The Variants Section (Figure 1B) lists all variants ordered by their position along the sequence. Different depth of information can be viewed. At the top-most level, the variant names are shown with the intensity of its most deleterious phenotype on the right. The phenotype(s) assayed for a variant can be viewed by clicking on the arrow on the left, which can also be opened in more details to view the experimental evidence supporting the annotation: an evidence code (‘experimental evidence’ or ‘sequence similarity evidence’ for experiments carried out in non-human model systems), whether the evidence is Gold or Silver (general criteria are described in (1)), the intensity of the phenotype, the species from which the test protein was derived, and the reference. Alternatively, all details can be opened for all the variants at once by clicking the button ‘Expand all’.
Variant portals
For convenience, our phenotypic data are also available on our new data portals: the neXtProt Cancer variants portal and the Ion channels variants portal, both accessible from the top menu ‘Portals’. These portals contain the variants, their associated molecular, cellular and organism level phenotypes, and the associated experimental evidence for each observation (Figure 2). These data are presented in table format, in which each column is searchable and sortable. The data can also be downloaded in CSV format, copied or printed.
Figure 2.
Excerpt of the Ion channel variants portal.
Improvements to proteomics data representation and peptide unicity checker
In entries having proteomics data, we have implemented a new peptide view that lists all the peptides that match the entry, their position on the sequence, an indication as to whether or not they are unique to that entry (‘proteotypic’), and whether they have been detected in biological samples (‘natural’) or chemically synthesized as reagents for selected reaction monitoring experiments (‘synthetic’).

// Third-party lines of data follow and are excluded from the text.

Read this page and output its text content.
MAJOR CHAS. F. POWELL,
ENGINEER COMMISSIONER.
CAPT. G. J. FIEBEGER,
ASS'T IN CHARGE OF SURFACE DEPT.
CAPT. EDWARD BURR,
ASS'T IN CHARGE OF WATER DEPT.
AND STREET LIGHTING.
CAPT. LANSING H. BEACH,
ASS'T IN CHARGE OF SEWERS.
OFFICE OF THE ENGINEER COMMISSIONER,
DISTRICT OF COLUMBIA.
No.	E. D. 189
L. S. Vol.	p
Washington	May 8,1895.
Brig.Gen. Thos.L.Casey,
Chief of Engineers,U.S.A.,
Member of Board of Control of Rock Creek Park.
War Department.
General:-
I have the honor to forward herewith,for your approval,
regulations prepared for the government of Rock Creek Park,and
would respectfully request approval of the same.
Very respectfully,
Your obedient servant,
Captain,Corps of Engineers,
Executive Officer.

One important need of the proteomics community is to be able to determine whether a peptide is unique to a protein or not. The ‘unicity checker’, which uses the pepx program (available at https://github.com/calipho-sib/pepx), was designed to help scientists determine which peptides are unambiguous and can thus be used to confidently identify protein entries. The ‘additional mappings with known variants’ mode takes into account all the SNPs and disease mutations in neXtProt to increase the search space. Making use of this tool for mass spectrometry data interpretation is now part of the recommendations of the HUPO Human Proteome Project (25). An example of the unicity checker user interface is shown in Figure 3.
Figure 3.
Peptide unicity checker user interface. A list of peptides provided by the user (separated by a space, a comma, a semi-colon or a carriage return) is verified for their unicity in neXtProt sequences by hitting the ‘Check’ button. Users have the option to take into account variants for determining unicity.
Revamped neXtProt website
Our latest release also features a renewed user interface. The neXtProt home page has been re-organized so that information and data are easier to find and use. Navigation in our website has also been re-organized such that the user has access to all the neXtProt content via menus in the page headers and footers. The new header menu offers quick access to tools, data and new documentation describing the neXtProt data model, how to access data (instructions for searching and downloading) and how to use our tools and API. Information regarding neXtProt, the human proteome, the current data release including the best evidence for protein existence of entries broken down by chromosome and how to cite neXtProt is available from the About menu.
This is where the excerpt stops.